DOQ

Huisarts i.o en onderzoeker Van den Dries: ‘Minder sterfte bij integrale behandeling boezemfibrilleren’

Een 65-plusser met boezemfibrilleren die elk kwartaal een algemene controle ondergaat in de huisartspraktijk en die zich er bovendien meldt voor bloedverdunningscontroles, loopt gemiddeld minder kans te overlijden dan wie reguliere zorg krijgt. Dit blijkt uit promotieonderzoek van Carline van den Dries. Zij is arts-onderzoeker en huisarts in opleiding bij het UMC Utrecht.

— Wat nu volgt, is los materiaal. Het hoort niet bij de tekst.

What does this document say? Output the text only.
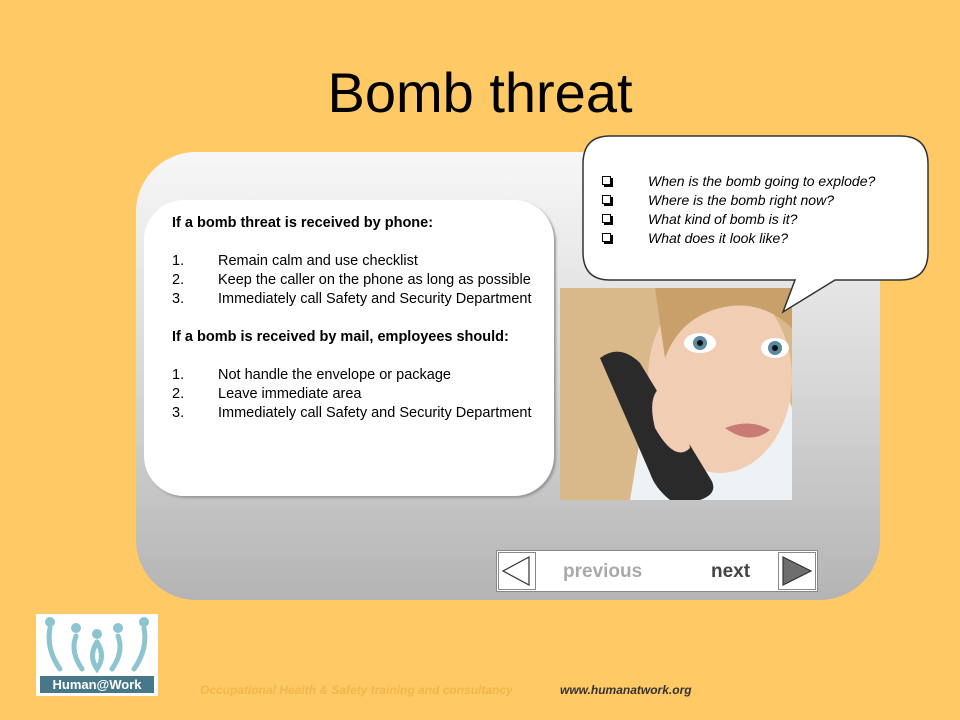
Bomb threat
If a bomb threat is received by phone:
1. Remain calm and use checklist
2. Keep the caller on the phone as long as possible
3. Immediately call Safety and Security Department
If a bomb is received by mail, employees should:
1. Not handle the envelope or package
2. Leave immediate area
3. Immediately call Safety and Security Department
When is the bomb going to explode?
Where is the bomb right now?
What kind of bomb is it?
What does it look like?
previous	next
Human@Work	Occupational Health & Safety training and consultancy	www.humanatwork.org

Huisarts i.o en onderzoeker Carline van den Dries

Waarover gaat het onderzoek?

“We hebben gekeken of integrale zorg voor patiënten met boezemfibrilleren veilig kan worden georganiseerd in de huisartspraktijk.”

“Wij wilden versnippering van zorg terugbrengen door één aanspreekpunt in de huisartspraktijk te organiseren en patiënten vaker te controleren”

Wat is de aanleiding?

“Deze patiënten zijn vaak op hoge leeftijd en kunnen kwetsbaar zijn. Doorgaans hebben ze meerdere aandoeningen. Daardoor hebben deze patiënten te maken met veel verschillende zorgverleners. Dikwijls gaan ze naar een cardioloog en zien ze medewerkers van de trombosedienst, omdat ze bepaalde bloedverdunners slikken. Verder bezoeken ze de huisarts wanneer ze klachten hebben. Hierdoor kan het soms onduidelijk zijn wie de hoofdbehandelaar is en kan versnippering van zorg optreden. Dat wilden wij terugbrengen door één aanspreekpunt in de huisartspraktijk te organiseren en de patiënten vaker te controleren. Zo moesten ze goed in beeld komen bij de huisartspraktijk en konden ze zo nodig ook onder controle blijven bij de cardioloog.”

“Huisartsen en praktijkondersteuners konden snel schakelen met de trombosedienst en cardiologen als het nodig was in het belang van de patiënt”

Hoe zag de integrale zorg er precies uit?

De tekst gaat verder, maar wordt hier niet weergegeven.